A luta não foi fácil. Desde o início, as autoridades tentaram sabotar a investigação e destruir a reputação do meu marido e a minha, fabricando informações sobre o seu desaparecimento e morte. Eu tive que passar horas e dias no escritório do promotor lutando contra os funcionários. Meu diploma de Direito e um grupo de apoio de amigos e familiares me ajudou a suportar a pressão e a permanecer forte. Todo esse tempo, minha família e eu estávamos enfrentando o perigo: Eu estava sendo seguida, meus telefones estavam grampeados, e todos os dias eu sentia mais pressão das autoridades.

Mais tarde, quando me dei conta de que seria impossível encontrar justiça dentro da Ucrânia, apelei para as instituições internacionais, como o Tribunal Europeu dos Direitos Humanos. Em 2005, o tribunal decidiu a meu favor, afirmando que a Ucrânia tinha violado os artigos 2, 3, 13 e 41 da Convenção Europeia dos Direitos Humanos ao não proteger o direito do meu marido à vida. De acordo com a decisão, o inquérito não foi adequado, causando muitos prejuízos psicológicos.

A impunidade em crimes contra jornalistas, como este, envia uma mensagem para os criminosos: de que podem controlar os meios de comunicação pelo uso da força contra seus membros, que a intimidação pode continuar. Levar os responsáveis ​​à justiça é a colina final que devemos subir em nossa busca para salvar a vida de jornalistas e para promover a causa da liberdade de expressão.

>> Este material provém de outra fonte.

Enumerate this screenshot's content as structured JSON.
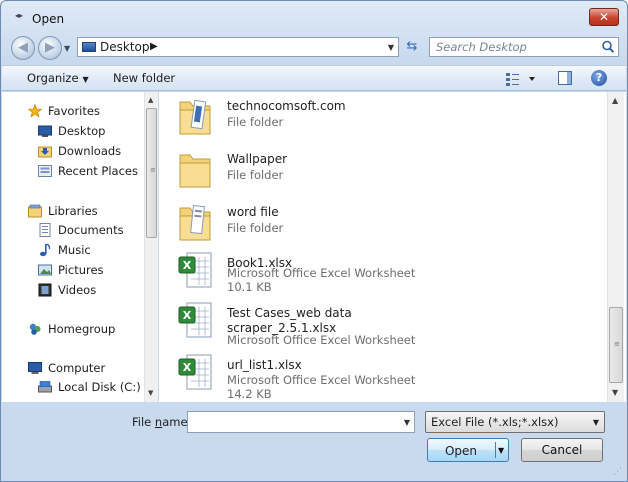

Devemos apoiar ativamente os que se empenham na busca por justiça para esses crimes. Eu sei, por experiência própria, que combater encobrimentos, fazer uso de tribunais, e lidar cara a cara com indivíduos perigosos e poderosos é frustrante e difícil, e requer muitos recursos, incluindo devoção, dedicação, coragem, fundos e energia incansável. Aqueles que buscam a justiça estão frequentemente em perigo

A causa precisa de um sistema de apoio internacional. As Nações Unidas têm tomado medidas para a construção deste sistema, ao aprovar uma resolução para tornar o dia 2 de novembro o Dia Internacional pelo Fim da Impunidade em Crimes contra Jornalistas e adotar o Plano de Ação da ONU sobre a Segurança dos Jornalistas e a Questão da Impunidade. Essas etapas devem ser levadas adiante.

Este ano, 2014, terá o primeiro dia internacional oficialmente sancionada para se erguer em solidariedade contra a impunidade.

Em homenagem a este dia, eu peço aos governos que cumpram as suas obrigações internacionais para proteger os jornalistas e buscar justiça, não importando o quão alto a busca leve. Peço às organizações internacionais de direitos humanos que apoiem a família e os amigos daqueles que deram a vida pelo bem público, e a estas famílias e amigos para que fiquem fortes e nunca desistam da busca por justiça, quaisquer que sejam os obstáculos. Peço a todos nós nos meios de comunicação e na comunidade de vigilância para encontrar a coragem de defender a memória de nossos colegas que morreram no cumprimento do dever.

Myroslava Gongadze é jornalista e ativista sediada em Washington. Seu marido, o jornalista Georgy Gongadze, 31, foi assassinado na Ucrânia, em 2000. Em 2013, o Tribunal Distrital Pechersky em Kiev condenou o ex-policial Gen. Aleksei Pukach por estrangulamento e decapitação. Gongadze foi condenado à prisão perpétua. Em março de 2008, as autoridades condenaram, como cúmplices de Pukach, três ex-policiais. O ex-presidente Leonid Kuchma foi indiciado em março de 2011, mas o Tribunal Constitucional da Ucrânia considerou inadmissíveis evidencias cruciais. Myroslava Gongadze e seu advogado continuarão pressionando por uma investigação completa sobre quem ordenou o assassinato de Gongadze.